Quando Gesù di Nazareth era inchiodato morente sulla croce, il Volcryn passò a un anno luce dalla sua agonia, diretto verso l’esterno.
Quando su Terra infuriavano le Guerre del Fuoco, il Volcryn transitò vicino a Vecchia Poseidonia, in un tempo in cui i suoi mari erano ancora senza nome e vuoti di pesci. All’epoca in cui la scoperta dei motori a propulsione stellare aveva trasformato le Nazioni Federate di Terra nell’Impero Federale, il Volcryn si era spinto sino ai confini della zona hrangan. I Hrangan non lo hanno mai saputo. Come noi, erano figli di piccoli mondi luminosi che ruotano, sparpagliati nello spazio, attorno ai loro soli, poco interessati e ancor meno informati riguardo a ciò che succedeva nelle profondità intermedie.
La guerra infuriò per mille anni e il Volcryn la attraversò, inavvertito e indenne, al sicuro in un posto dove nessun fuoco poteva mai bruciare. In seguito, l’Impero Federale fu distrutto e finì, e i Hrangan svanirono nell’oscurità del Collasso, ma per il Volcryn non era più buio di prima.
Quando Kleronomas partì da Avalon con la sua navicella da ricognizione, il Volcryn arrivò nel giro di dieci dei suoi anni luce. Kleronomas trovò molte cose, ma non il Volcryn. Né allora, né al suo ritorno su Avalon, il tempo di una vita dopo.

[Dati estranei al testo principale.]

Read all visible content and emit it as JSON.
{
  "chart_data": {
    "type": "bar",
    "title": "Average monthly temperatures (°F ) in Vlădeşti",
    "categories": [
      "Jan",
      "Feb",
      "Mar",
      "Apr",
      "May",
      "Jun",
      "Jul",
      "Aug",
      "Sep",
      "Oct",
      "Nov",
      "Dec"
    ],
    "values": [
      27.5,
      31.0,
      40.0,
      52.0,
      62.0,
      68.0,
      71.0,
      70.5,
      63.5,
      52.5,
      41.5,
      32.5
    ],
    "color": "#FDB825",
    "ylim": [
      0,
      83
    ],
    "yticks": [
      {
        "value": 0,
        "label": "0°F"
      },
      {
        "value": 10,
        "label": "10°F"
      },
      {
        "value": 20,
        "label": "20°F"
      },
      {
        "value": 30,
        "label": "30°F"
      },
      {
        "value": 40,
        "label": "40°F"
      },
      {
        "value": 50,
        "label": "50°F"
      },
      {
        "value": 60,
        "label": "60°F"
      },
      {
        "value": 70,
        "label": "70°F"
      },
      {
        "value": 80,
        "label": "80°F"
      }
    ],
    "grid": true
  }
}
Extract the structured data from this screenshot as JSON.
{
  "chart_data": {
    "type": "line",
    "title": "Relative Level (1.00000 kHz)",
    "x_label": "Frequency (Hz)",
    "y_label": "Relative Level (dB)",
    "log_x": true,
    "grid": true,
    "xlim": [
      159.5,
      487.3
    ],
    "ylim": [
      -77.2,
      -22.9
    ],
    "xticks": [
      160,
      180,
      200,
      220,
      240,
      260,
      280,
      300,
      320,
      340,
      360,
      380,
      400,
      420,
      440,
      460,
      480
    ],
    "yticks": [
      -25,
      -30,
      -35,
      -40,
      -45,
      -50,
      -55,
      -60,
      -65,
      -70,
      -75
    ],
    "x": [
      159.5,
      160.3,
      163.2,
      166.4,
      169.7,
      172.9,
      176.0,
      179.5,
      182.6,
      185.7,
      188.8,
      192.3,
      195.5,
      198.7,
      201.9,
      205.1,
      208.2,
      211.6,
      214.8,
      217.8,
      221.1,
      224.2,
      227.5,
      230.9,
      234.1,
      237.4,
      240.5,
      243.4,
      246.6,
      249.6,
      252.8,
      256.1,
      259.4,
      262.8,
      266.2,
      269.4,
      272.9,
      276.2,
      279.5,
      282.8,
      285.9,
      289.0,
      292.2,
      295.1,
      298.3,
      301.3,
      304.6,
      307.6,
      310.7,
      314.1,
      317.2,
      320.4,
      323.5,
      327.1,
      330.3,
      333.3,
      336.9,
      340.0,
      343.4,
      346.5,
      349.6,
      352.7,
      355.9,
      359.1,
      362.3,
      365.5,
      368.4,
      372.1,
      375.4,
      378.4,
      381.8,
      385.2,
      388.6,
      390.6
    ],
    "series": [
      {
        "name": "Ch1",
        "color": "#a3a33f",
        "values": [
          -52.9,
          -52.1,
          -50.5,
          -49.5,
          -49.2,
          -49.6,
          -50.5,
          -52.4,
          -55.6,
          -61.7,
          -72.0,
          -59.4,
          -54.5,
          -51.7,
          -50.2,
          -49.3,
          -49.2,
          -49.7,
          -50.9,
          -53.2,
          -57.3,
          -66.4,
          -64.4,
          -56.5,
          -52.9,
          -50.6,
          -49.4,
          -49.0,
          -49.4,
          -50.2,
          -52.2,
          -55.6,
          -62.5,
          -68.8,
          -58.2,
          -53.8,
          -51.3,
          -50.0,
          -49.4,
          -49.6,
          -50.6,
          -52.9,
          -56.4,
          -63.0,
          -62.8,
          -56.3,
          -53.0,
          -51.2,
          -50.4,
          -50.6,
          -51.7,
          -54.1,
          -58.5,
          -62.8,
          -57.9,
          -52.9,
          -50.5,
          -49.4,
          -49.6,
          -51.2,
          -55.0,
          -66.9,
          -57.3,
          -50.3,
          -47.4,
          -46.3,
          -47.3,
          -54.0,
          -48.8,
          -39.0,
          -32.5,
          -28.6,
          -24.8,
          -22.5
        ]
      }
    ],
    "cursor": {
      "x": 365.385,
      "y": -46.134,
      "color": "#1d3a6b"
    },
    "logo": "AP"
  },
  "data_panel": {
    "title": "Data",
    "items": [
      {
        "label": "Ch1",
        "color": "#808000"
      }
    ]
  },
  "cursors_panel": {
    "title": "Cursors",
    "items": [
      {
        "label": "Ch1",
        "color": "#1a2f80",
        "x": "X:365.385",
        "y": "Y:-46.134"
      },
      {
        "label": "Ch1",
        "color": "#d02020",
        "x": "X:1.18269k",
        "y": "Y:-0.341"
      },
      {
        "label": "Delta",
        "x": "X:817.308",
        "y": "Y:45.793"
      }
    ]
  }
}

Quando io avevo tre anni e Kleronomas era ormai polvere, distante e morto come Gesù di Nazareth, il Volcryn passò vicino a Daronne. E in quel periodo tutti i sensitivi crey si sentivano strani e rimanevano a lungo seduti a guardare le stelle con occhi luminosi e scintillanti.
Quando raggiunsi l’età adulta, il Volcryn aveva oltrepassato Tara ed era anche uscito da Crey, continuando a puntare verso l’esterno.
E adesso io sono vecchia e continuo a invecchiare, e il Volcryn presto entrerà nel Velo del Tentatore, là dove pende come una nera foschia tra le stelle. E noi lo seguiamo, come sempre. Attraverso i neri abissi dove non va nessuno, attraverso il vuoto, attraverso il silenzio che si estende all’infinito, la mia Nightflyer e io gli diamo la caccia.
Stavano percorrendo lentamente il tubo trasparente che collegava la piattaforma orbitale all’astronave ormeggiata in attesa. In assenza di peso, dovevano procedere tirandosi prima con una mano e poi con l’altra.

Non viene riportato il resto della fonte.